Schmidt is credited with coining the term venture capital to describe the area of providing early or "seed" capital to aspiring entrepreneurs. The term was a shortening of the word "adventure".

One of the Whitney & Co.'s first investments was the Spencer Chemical Company, which was formed to acquire a nitrate explosives plant in Kansas that was being declared surplus by the U.S. government and convert the plant to produce ammonium nitrate fertilizer. Whitney and Schmidt put $1.5 million of Whitney's funds into Spencer and reaped a 20-fold profit on their investment. Another of Schmidt's successful initiatives at J. H. Whitney & Co. was acquiring an early stake in Minute Maid. Schmidt championed that investment over the Whitney's initial concern about the "tinny" taste of the company's orange juice concentrate.

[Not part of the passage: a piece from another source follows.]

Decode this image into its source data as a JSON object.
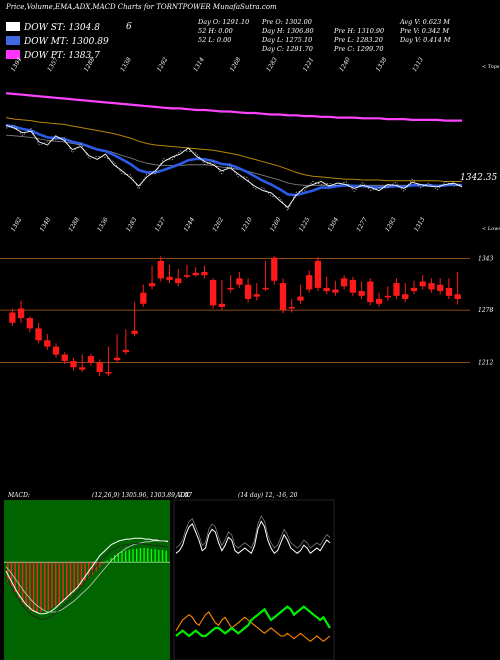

Schmidt served on the boards of Memorial Sloan-Kettering Cancer Center, CBS and Freeport-McMoRan, among others. He was a trustee of the Whitney Museum of American Art. In 1971 U.S. President Richard M. Nixon appointed him to the chairmanship of the President's Cancer Panel, which initiated the U.S. federal government's war on cancer.

Schmidt was the chairman of Vertex Pharmaceuticals board and one of its largest early investors.

Schmidt had five sons, including Benno C. Schmidt Jr., who was President of Yale University and Dean of Columbia Law School.

Schmidt died from heart failure in October 1999 at the age of 86.